Gardiner's burrowing skink (Pamelaescincus gardineri) is a species of lizard in the family Scincidae. P. gardineri is the only species in the (monotypic) skink genus Pamelaescincus. The species is endemic to the Seychelles.

==Etymology==
The generic name, Pamelaescincus, is in honor of Pamela, the older of Allen E. Greer's two sisters.

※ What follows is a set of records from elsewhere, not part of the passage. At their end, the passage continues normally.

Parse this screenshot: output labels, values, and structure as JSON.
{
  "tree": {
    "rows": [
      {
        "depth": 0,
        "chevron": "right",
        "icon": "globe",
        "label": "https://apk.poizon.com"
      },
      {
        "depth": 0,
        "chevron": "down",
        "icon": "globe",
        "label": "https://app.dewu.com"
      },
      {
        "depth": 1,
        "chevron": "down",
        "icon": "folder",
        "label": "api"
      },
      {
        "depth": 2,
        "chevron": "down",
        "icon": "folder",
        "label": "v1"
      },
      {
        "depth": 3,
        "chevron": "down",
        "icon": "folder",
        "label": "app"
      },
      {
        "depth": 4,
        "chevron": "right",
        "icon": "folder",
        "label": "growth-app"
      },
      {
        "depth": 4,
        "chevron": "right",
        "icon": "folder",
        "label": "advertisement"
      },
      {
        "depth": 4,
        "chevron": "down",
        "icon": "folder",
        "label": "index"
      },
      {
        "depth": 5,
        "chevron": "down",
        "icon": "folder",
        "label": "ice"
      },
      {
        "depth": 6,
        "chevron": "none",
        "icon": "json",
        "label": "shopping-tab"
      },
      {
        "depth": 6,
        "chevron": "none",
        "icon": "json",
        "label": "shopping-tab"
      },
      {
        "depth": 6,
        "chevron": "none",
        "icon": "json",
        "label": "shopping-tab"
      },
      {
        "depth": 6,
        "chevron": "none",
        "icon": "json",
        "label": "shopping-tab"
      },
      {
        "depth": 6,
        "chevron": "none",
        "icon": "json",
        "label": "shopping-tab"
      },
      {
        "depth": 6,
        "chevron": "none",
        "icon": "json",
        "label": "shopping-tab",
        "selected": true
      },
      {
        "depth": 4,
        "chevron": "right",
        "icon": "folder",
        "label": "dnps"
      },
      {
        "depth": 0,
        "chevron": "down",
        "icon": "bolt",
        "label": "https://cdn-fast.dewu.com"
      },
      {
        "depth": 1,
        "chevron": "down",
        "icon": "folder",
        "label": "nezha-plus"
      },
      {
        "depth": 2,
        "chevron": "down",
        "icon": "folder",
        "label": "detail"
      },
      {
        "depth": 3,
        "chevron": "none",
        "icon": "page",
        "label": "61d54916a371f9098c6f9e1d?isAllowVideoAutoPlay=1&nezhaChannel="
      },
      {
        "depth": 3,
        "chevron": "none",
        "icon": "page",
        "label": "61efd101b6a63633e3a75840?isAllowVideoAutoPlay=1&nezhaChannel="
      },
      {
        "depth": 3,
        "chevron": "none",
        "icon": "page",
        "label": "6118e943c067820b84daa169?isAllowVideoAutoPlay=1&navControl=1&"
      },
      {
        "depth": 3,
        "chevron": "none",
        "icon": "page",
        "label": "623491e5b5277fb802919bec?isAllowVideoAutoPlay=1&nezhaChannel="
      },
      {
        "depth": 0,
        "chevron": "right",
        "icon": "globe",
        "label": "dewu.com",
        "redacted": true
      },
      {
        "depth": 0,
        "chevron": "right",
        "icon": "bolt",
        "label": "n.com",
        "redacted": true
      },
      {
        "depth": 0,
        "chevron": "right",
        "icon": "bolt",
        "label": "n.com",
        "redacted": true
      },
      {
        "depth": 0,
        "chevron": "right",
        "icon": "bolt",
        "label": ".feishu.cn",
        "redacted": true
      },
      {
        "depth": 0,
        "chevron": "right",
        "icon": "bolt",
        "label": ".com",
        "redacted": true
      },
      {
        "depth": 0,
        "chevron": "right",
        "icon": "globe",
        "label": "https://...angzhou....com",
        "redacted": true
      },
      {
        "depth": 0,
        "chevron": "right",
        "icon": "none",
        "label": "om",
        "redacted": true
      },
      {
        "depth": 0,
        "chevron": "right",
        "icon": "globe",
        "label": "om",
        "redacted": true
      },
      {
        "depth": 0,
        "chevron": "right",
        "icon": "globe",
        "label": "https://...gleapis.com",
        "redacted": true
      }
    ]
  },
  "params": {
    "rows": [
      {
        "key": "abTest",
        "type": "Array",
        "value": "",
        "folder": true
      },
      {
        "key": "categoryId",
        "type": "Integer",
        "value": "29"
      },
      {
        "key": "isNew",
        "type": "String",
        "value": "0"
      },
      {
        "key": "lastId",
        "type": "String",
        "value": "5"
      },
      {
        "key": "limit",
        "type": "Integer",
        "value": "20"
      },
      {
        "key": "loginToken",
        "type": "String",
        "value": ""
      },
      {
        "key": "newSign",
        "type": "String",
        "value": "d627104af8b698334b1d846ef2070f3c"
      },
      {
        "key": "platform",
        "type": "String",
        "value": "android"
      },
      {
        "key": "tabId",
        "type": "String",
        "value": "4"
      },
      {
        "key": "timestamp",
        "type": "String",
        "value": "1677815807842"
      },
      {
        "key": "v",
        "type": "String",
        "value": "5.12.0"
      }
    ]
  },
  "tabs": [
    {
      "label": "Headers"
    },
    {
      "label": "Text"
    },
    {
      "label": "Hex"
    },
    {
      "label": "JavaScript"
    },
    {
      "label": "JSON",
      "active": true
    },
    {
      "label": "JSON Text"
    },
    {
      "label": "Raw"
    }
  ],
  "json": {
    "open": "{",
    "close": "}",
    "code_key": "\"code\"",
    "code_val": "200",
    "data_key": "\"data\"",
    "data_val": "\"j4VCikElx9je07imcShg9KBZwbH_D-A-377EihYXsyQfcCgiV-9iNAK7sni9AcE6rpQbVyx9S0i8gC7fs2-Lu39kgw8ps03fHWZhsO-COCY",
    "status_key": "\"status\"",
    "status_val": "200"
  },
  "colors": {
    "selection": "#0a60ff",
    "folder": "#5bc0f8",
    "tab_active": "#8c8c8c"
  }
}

The specific name, gardineri, is in honor of British zoologist John Stanley Gardiner.

==Taxonomy==
Pamelaescincus gardineri is usually placed in the subfamily Scincinae, which seems to be paraphyletic. Probably quite close to Janetaescincus, it belongs to a major clade that does not seem to include the type genus Scincus. Thus, it will probably be eventually assigned to a new, yet-to-be-named subfamily.

==Geographic range==
Pamelaescincus gardineri is found only in the Seychelles.

==Habitat and behavior==
The natural habitats of Pamelaescincus gardineri are subtropical or tropical dry forests and subtropical or tropical moist lowland forests, at altitudes from sea level to 1,600 m, where it burrows in the leaf litter and soil.

==Reproduction==
Pamelaescincus gardineri is oviparous.

==Conservation status==
Populations of Pamelaescincus gardeneri are locally affected by introduced predators and habitat destruction, but unlike its relatives, it is not considered an endangered species by the IUCN.